Part - 3

13.3K 963 21
                                    

_____


"Nggak bisa gitu dong say. Lo kan tau gue kaya gimana, nggak bisa dadakan."

Ellisa menjepit ponselnya diantara bahu dan telinga, tangannya sibuk membuka - buka berkas yang sudah tersusun rapih di atas mejanya.

Sesekali ia membaca seraya mendengarkan ocehan Eva yang saat ini tengah memerahinya karena besok tidak bisa datang keacara yang sudah Eva siapkan.

"Pokonya lo harus dateng Lis. Gue nggak mau tau!"

"Tapi.. Hallo.. Hallo." Ellisa mendesis menutup kembali berkasnya lalu melihat ponselnya yang sudah tidak terhubung lagi dengan Eva "Brengsek!" Maki Ellisa kesal.

Ia melempar ponselnya asal diatas meja lalu menghempaskan tubuhnya dikursi seraya memijit pelan kepalanya yang terasa sakit lagi.

Ellisa baru saja pulang setelah semalaman suntuk ia menghabiskan waktunya bersama Olin dan Eva. Tanpa pulang kerumah terlebih dahulu ia langsung datang ke kantor dengan penampilan ala kadarnya.

Lalu sekarang Eva sudah memarahi nya karena tidak bisa hadir diacara yang sudah Eva siapkan. Ada pertemuan penting yang tidak bisa Ellisa lewatkan karena ini menyangkut perusahaan.

Yeni menelan ludahnya sendiri untuk membasahi tenggorokannya yang kering. Tidak ada kata - kata apapun yang bisa Yeni katakan, tatapan tajam Ellisa dengan soror keangkuhan seakan menghujam perasaan Yeni yang sudah takut duluan.

Yeni baru saja membuka pintu ruangan Ellisa karena ada tamu untuknya. Namun saat tubuhnya baru saja melewati daun pintu makian kasar Ellisa keluar serta tatapan tajam yang diarahkan kepada Yeni membuat tubuh kurusnya hampir saja jatuh.

"Ada apa?" Tanyanya dengan tatapan tajam yang seolah siap membelah perasaan Yeni.

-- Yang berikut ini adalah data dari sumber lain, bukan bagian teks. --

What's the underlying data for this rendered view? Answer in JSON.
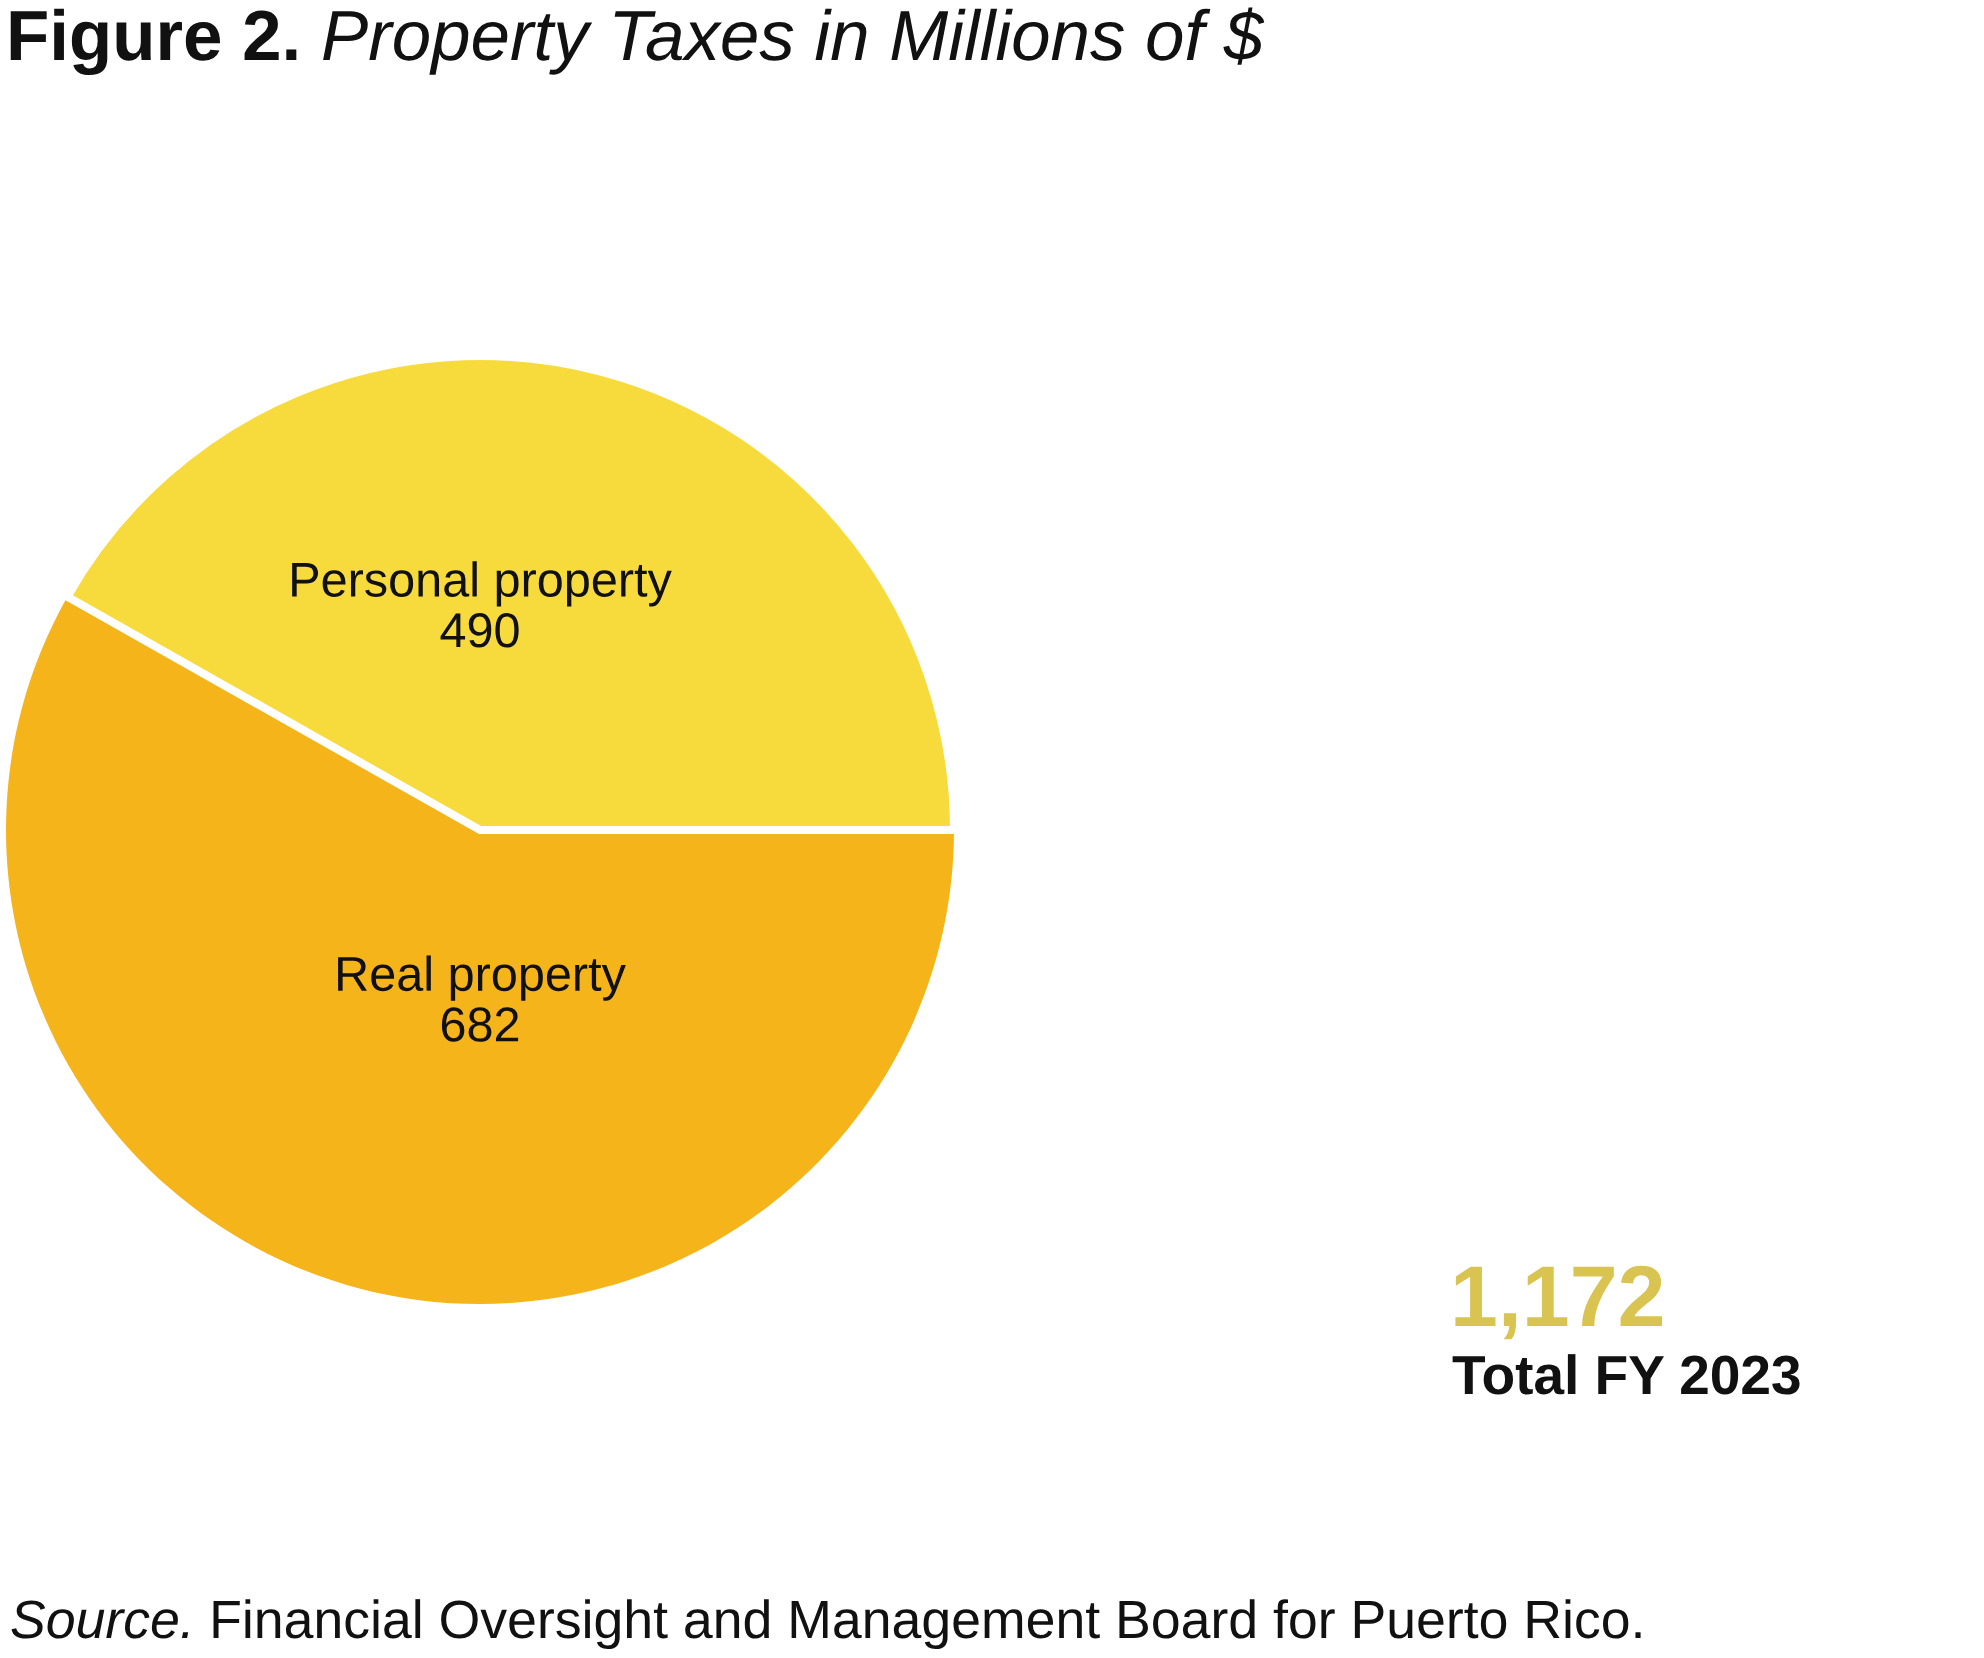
{
  "chart_data": {
    "type": "pie",
    "title": "Figure 2. Property Taxes in Millions of $",
    "categories": [
      "Personal property",
      "Real property"
    ],
    "values": [
      490,
      682
    ],
    "colors": [
      "#f7db3d",
      "#f5b41a"
    ],
    "data_labels": true,
    "annotations": [
      "1,172",
      "Total FY 2023",
      "Source. Financial Oversight and Management Board for Puerto Rico."
    ]
  }
}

Perempuan bertubuh kurus dengan pakaian rapih itu bungkam. Mulutnya mendadak sulit dibuka, susah untuk mengeluarkan kata - kata.

"Itu.." Yeni tergagap antara bingung dan juga semakin tidak karuan.

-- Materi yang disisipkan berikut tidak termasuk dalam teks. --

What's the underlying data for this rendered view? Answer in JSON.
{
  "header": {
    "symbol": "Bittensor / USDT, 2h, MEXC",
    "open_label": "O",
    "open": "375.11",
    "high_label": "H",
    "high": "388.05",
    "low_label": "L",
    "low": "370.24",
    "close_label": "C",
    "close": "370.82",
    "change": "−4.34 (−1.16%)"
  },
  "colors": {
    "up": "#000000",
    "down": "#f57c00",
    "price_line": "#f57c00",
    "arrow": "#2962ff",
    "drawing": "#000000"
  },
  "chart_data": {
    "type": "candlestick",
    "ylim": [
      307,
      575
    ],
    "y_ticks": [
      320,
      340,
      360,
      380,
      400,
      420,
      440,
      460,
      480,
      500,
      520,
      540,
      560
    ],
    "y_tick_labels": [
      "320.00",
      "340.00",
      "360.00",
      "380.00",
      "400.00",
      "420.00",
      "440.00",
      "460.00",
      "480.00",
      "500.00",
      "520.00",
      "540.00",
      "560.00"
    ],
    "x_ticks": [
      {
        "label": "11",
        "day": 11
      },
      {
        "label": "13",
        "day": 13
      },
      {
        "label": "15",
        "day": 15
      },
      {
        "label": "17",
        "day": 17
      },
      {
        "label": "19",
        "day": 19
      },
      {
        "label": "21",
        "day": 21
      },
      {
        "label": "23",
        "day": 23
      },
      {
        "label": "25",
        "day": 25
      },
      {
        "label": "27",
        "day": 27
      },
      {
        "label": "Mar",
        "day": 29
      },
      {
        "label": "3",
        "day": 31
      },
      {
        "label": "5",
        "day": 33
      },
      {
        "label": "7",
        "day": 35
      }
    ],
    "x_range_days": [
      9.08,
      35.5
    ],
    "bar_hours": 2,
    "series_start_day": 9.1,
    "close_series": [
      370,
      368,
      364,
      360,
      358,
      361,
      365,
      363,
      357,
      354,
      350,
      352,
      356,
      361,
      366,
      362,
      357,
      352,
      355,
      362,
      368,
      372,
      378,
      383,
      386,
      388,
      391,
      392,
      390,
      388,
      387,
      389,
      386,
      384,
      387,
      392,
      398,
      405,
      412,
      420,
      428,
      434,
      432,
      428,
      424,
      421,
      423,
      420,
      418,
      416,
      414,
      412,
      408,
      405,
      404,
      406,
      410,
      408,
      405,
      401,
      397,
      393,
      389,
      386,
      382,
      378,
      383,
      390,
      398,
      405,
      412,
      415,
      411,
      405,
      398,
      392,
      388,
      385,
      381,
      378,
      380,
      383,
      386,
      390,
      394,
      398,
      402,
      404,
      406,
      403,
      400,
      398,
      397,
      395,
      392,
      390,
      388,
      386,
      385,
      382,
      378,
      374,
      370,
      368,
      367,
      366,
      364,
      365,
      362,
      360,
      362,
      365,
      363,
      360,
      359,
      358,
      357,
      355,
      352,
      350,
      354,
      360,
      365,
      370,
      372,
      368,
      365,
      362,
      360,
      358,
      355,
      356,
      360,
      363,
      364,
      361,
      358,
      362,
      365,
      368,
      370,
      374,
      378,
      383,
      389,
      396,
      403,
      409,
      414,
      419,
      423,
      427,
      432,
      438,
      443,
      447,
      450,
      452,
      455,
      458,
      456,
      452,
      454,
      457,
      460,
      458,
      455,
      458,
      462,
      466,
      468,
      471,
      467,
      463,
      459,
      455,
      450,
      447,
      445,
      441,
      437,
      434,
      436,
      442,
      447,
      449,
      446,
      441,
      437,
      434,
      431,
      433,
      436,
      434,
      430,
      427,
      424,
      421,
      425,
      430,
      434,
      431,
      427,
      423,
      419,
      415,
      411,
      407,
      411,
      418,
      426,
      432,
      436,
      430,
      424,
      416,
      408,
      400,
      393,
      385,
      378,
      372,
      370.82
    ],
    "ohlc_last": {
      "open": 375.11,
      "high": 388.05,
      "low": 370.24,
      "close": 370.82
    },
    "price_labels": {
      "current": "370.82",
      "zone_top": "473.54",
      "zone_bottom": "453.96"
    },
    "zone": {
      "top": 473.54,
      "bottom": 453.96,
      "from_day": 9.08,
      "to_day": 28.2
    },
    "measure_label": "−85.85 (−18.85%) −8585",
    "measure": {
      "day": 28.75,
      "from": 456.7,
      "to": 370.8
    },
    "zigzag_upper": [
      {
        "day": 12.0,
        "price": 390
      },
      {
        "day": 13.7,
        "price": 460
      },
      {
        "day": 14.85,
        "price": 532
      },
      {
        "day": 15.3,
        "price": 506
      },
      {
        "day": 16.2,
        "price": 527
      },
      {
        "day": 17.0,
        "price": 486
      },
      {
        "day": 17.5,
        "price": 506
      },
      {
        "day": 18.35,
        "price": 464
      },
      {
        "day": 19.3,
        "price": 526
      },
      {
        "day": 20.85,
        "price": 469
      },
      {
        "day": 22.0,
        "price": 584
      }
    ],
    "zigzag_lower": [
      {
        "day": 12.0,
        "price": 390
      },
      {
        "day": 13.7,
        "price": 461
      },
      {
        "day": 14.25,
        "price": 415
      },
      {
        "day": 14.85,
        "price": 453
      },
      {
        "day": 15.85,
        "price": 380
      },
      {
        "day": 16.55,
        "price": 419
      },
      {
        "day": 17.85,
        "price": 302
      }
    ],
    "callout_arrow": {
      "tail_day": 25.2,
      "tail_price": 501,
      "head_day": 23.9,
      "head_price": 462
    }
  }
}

"Yeni!" Suara Ellisa penuh penekanan wajahnya serius menatapan Yeni menunggu jawaban yang keluar dari mulut sekertarisnya.

Yeni hanya mampu menujuk orang yang berada dibelakangnya. Tubuhnya menggeser agar orang itu bisa masuk.

"Olin." Kening Ellisa mengkerut bingung.

Untuk apa Olin sahabatnya ini datang dijam - jam kerja seperti ini. Biasanya ia akan datang ke rumah Ellisa langsung.

"Tumben.." Cibir Ellisa melipat kedua tangannya didepan dada seraya menunggu Olin sampai dikursi depannya.

"Hai" Olin menyapa riang senyuman manis penuh kebahagiaan merekah dibibir merah Olin.

"Basi! Apaan?" Ellisa menaikan sebelah alisnya memperhatikan Olin yang sudah duduk manis didepan nya.

"Ketus banget sih Lis. Pantes nggak laku, galaknya nggak ketulungan." Cibir Olin yang hanya membuat Ellisa tersenyum samar.

"Ada apa?"

Olin menatap Ellisa lalu mengeluarkan dua lipatan undangan dengan warna yang berbeda, merah dan biru. Kedua undangan itu Olin angkat tinggi - tinggi untuk menujukannya pada Ellisa.

"Undangan. Warna biru dari Eva yang besok mau nikah.."

"Apa?! Serius" Tanya Ellisa.

Olin mengagguk yakin sedangkan Ellisa masih merasa bingung. Selama pertemuan semalam dan pembicaraan ditelpon tadi Eva tidak mengatakan ia akan menikah besok lalu mengapa sekarang tiba - tiba ada undangan.